«La Momatic scappa in Slovenia e noi restiamo senza lavoro»

Il capannone con le attrezzature da lavoro è desolatamente vuoto. Tutto intorno un silenzio irreale. Un’altra realtà triestina del settore industriale deve fare i conti con un futuro alquanto incerto. E’ il caso della Momatic, ditta che opera nel montaggio e nel collaudo delle valvole oleodinamiche, con una produzione destinata al settore dell’automobile ed a quello petrolifero. I sette dipendenti dell’azienda da ieri sono in stato di agitazione e hanno deciso di scioperare ad oltranza, attuando un presidio davanti all’ingresso della sede di via Errera. Da luglio e fino a metà ottobre sono in cassa integrazione a rotazione, ma la loro preoccupazione è quella che la situazione possa precipitare ulteriormente, con la chiusura dell’azienda.
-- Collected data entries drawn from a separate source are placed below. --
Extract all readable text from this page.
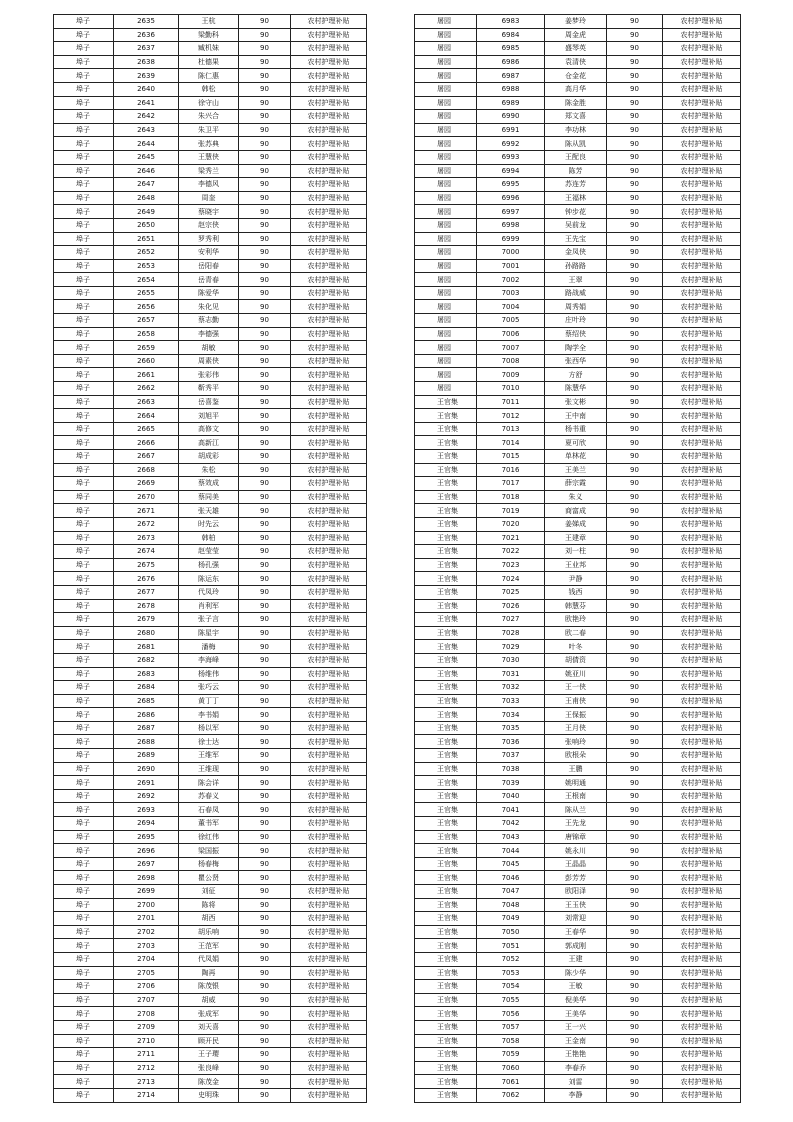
埠子	2635	王杭	90	农村护理补贴
埠子	2636	梁勤科	90	农村护理补贴
埠子	2637	臧机妹	90	农村护理补贴
埠子	2638	杜德果	90	农村护理补贴
埠子	2639	陈仁惠	90	农村护理补贴
埠子	2640	韩松	90	农村护理补贴
埠子	2641	徐守山	90	农村护理补贴
埠子	2642	朱兴合	90	农村护理补贴
埠子	2643	朱卫平	90	农村护理补贴
埠子	2644	张苏典	90	农村护理补贴
埠子	2645	王慧侠	90	农村护理补贴
埠子	2646	梁秀兰	90	农村护理补贴
埠子	2647	李德风	90	农村护理补贴
埠子	2648	周奎	90	农村护理补贴
埠子	2649	蔡晓宇	90	农村护理补贴
埠子	2650	赵宗侠	90	农村护理补贴
埠子	2651	罗秀利	90	农村护理补贴
埠子	2652	安利华	90	农村护理补贴
埠子	2653	岳阳春	90	农村护理补贴
埠子	2654	岳青春	90	农村护理补贴
埠子	2655	陈爱华	90	农村护理补贴
埠子	2656	朱化见	90	农村护理补贴
埠子	2657	蔡志勤	90	农村护理补贴
埠子	2658	李德强	90	农村护理补贴
埠子	2659	胡敏	90	农村护理补贴
埠子	2660	周素侠	90	农村护理补贴
埠子	2661	张彩伟	90	农村护理补贴
埠子	2662	靳秀平	90	农村护理补贴
埠子	2663	岳喜鉴	90	农村护理补贴
埠子	2664	刘旭平	90	农村护理补贴
埠子	2665	高修文	90	农村护理补贴
埠子	2666	高新江	90	农村护理补贴
埠子	2667	胡成彩	90	农村护理补贴
埠子	2668	朱松	90	农村护理补贴
埠子	2669	蔡效成	90	农村护理补贴
埠子	2670	蔡同美	90	农村护理补贴
埠子	2671	张天雄	90	农村护理补贴
埠子	2672	时先云	90	农村护理补贴
埠子	2673	韩柏	90	农村护理补贴
埠子	2674	赵莹莹	90	农村护理补贴
埠子	2675	杨孔强	90	农村护理补贴
埠子	2676	陈运东	90	农村护理补贴
埠子	2677	代凤玲	90	农村护理补贴
埠子	2678	肖利军	90	农村护理补贴
埠子	2679	张子言	90	农村护理补贴
埠子	2680	陈星宇	90	农村护理补贴
埠子	2681	潘梅	90	农村护理补贴
埠子	2682	李海峰	90	农村护理补贴
埠子	2683	杨维伟	90	农村护理补贴
埠子	2684	张巧云	90	农村护理补贴
埠子	2685	黄丁丁	90	农村护理补贴
埠子	2686	李书娟	90	农村护理补贴
埠子	2687	杨以军	90	农村护理补贴
埠子	2688	徐士达	90	农村护理补贴
埠子	2689	王维军	90	农村护理补贴
埠子	2690	王维现	90	农村护理补贴
埠子	2691	陈会详	90	农村护理补贴
埠子	2692	苏春义	90	农村护理补贴
埠子	2693	石春凤	90	农村护理补贴
埠子	2694	董书军	90	农村护理补贴
埠子	2695	徐红伟	90	农村护理补贴
埠子	2696	梁国振	90	农村护理补贴
埠子	2697	杨春梅	90	农村护理补贴
埠子	2698	瞿公贤	90	农村护理补贴
埠子	2699	刘征	90	农村护理补贴
埠子	2700	陈将	90	农村护理补贴
埠子	2701	胡西	90	农村护理补贴
埠子	2702	胡乐响	90	农村护理补贴
埠子	2703	王范军	90	农村护理补贴
埠子	2704	代凤娟	90	农村护理补贴
埠子	2705	陶再	90	农村护理补贴
埠子	2706	陈茂银	90	农村护理补贴
埠子	2707	胡威	90	农村护理补贴
埠子	2708	张成军	90	农村护理补贴
埠子	2709	刘天喜	90	农村护理补贴
埠子	2710	顾开民	90	农村护理补贴
埠子	2711	王子璎	90	农村护理补贴
埠子	2712	张良峰	90	农村护理补贴
埠子	2713	陈茂金	90	农村护理补贴
埠子	2714	史明珠	90	农村护理补贴
屠园	6983	姜梦玲	90	农村护理补贴
屠园	6984	周金虎	90	农村护理补贴
屠园	6985	盛琴英	90	农村护理补贴
屠园	6986	袁清侠	90	农村护理补贴
屠园	6987	仓金花	90	农村护理补贴
屠园	6988	高月华	90	农村护理补贴
屠园	6989	陈金胜	90	农村护理补贴
屠园	6990	郑文喜	90	农村护理补贴
屠园	6991	李功林	90	农村护理补贴
屠园	6992	陈从凯	90	农村护理补贴
屠园	6993	王配良	90	农村护理补贴
屠园	6994	陈芳	90	农村护理补贴
屠园	6995	苏连芳	90	农村护理补贴
屠园	6996	王福林	90	农村护理补贴
屠园	6997	钟步花	90	农村护理补贴
屠园	6998	吴前龙	90	农村护理补贴
屠园	6999	王先宝	90	农村护理补贴
屠园	7000	金凤侠	90	农村护理补贴
屠园	7001	孙路路	90	农村护理补贴
屠园	7002	王翠	90	农村护理补贴
屠园	7003	路战威	90	农村护理补贴
屠园	7004	周秀娟	90	农村护理补贴
屠园	7005	庄叶玲	90	农村护理补贴
屠园	7006	蔡绍侠	90	农村护理补贴
屠园	7007	陶学全	90	农村护理补贴
屠园	7008	张西华	90	农村护理补贴
屠园	7009	方舒	90	农村护理补贴
屠园	7010	陈慧华	90	农村护理补贴
王官集	7011	张文彬	90	农村护理补贴
王官集	7012	王中南	90	农村护理补贴
王官集	7013	杨书重	90	农村护理补贴
王官集	7014	夏可欣	90	农村护理补贴
王官集	7015	单林花	90	农村护理补贴
王官集	7016	王美兰	90	农村护理补贴
王官集	7017	薛宗霞	90	农村护理补贴
王官集	7018	朱义	90	农村护理补贴
王官集	7019	商富成	90	农村护理补贴
王官集	7020	姜娣成	90	农村护理补贴
王官集	7021	王建章	90	农村护理补贴
王官集	7022	刘一柱	90	农村护理补贴
王官集	7023	王业邦	90	农村护理补贴
王官集	7024	尹静	90	农村护理补贴
王官集	7025	钱西	90	农村护理补贴
王官集	7026	韩慧芬	90	农村护理补贴
王官集	7027	欧艳玲	90	农村护理补贴
王官集	7028	欧二春	90	农村护理补贴
王官集	7029	叶冬	90	农村护理补贴
王官集	7030	胡倩资	90	农村护理补贴
王官集	7031	姚亚川	90	农村护理补贴
王官集	7032	王一侠	90	农村护理补贴
王官集	7033	王甫侠	90	农村护理补贴
王官集	7034	王保振	90	农村护理补贴
王官集	7035	王月侠	90	农村护理补贴
王官集	7036	张响玲	90	农村护理补贴
王官集	7037	欧根朵	90	农村护理补贴
王官集	7038	王鹏	90	农村护理补贴
王官集	7039	姚明通	90	农村护理补贴
王官集	7040	王根南	90	农村护理补贴
王官集	7041	陈从兰	90	农村护理补贴
王官集	7042	王先龙	90	农村护理补贴
王官集	7043	唐锦章	90	农村护理补贴
王官集	7044	姚永川	90	农村护理补贴
王官集	7045	王晶晶	90	农村护理补贴
王官集	7046	彭芳芳	90	农村护理补贴
王官集	7047	欧阳泽	90	农村护理补贴
王官集	7048	王玉侠	90	农村护理补贴
王官集	7049	刘常迎	90	农村护理补贴
王官集	7050	王春华	90	农村护理补贴
王官集	7051	郭成刚	90	农村护理补贴
王官集	7052	王建	90	农村护理补贴
王官集	7053	陈少华	90	农村护理补贴
王官集	7054	王敏	90	农村护理补贴
王官集	7055	倪美华	90	农村护理补贴
王官集	7056	王美华	90	农村护理补贴
王官集	7057	王一兴	90	农村护理补贴
王官集	7058	王金南	90	农村护理补贴
王官集	7059	王艳艳	90	农村护理补贴
王官集	7060	李春乔	90	农村护理补贴
王官集	7061	刘雷	90	农村护理补贴
王官集	7062	李静	90	农村护理补贴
La Momatic nasce nel 1995 da una costola della Est Due, ditta meccanica di precisione, portandosi dietro una decina di lavoratori, alcuni interinali. Un passaggio non proprio indolore, visto che gli stipendi dei dipendenti vengono immediatamente ritoccati verso il basso. Ma i problemi maggiori arrivano una decina di anni dopo, nel 2005, quando la produzione della Momatic inizia ad essere delocalizzata nella vicina Slovenia, con la conseguente riduzione progressiva del lavoro di montaggio da parte dell’azienda. Un’operazione che, secondo i sette dipendenti superstiti, deriva da ragioni squisitamente economiche, con un risparmio in termini di costi di produzione per la proprietà, ma – precisano – con una conseguente perdita di professionalità nella manodopera e nella qualità del prodotto finito. Nel frattempo ad alcuni lavoratori viene chiesta la disponibilità a trasferirsi oltre confine. Un segnale che il futuro dell’azienda è destinato a delinearsi lontano da Trieste. Ecco che allora scatta la decisione unanime di incrociare le braccia, almeno fino a che non arriveranno risposte chiare sul futuro della Momatic da parte della ditta madre, la Atos di Varese.
«Quando abbiamo iniziato a lavorare qui eravamo dei ragazzi – spiega Mauro Mikol, capo officina della Momatic -. Siamo cresciuti insieme, un gruppo unito come una famiglia. Non è concepibile buttare via un lavoro così importante, costruito con fatica e sacrifici nel corso di tutti questi anni». Gualtiero Nigris lavora nel settore da oltre trent’anni: «Non è giusto accantonare professionalità e qualità solo per questioni di opportunità e per una ingiustificata estremizzazione del risparmio a tutti i costi». Michele Fatuzzo è stato assunto nel ‘95, proprio quando è nata la Momatic. «C’è grande amarezza nel constatare che si rischia di perdere il posto di lavoro non per un fallimento dell’azienda, ma per una scelta economica. Ho un mutuo da pagare, una famiglia da mantenere, non ho esperienza in altri campi. Se qui si chiude non saprei proprio dove andare».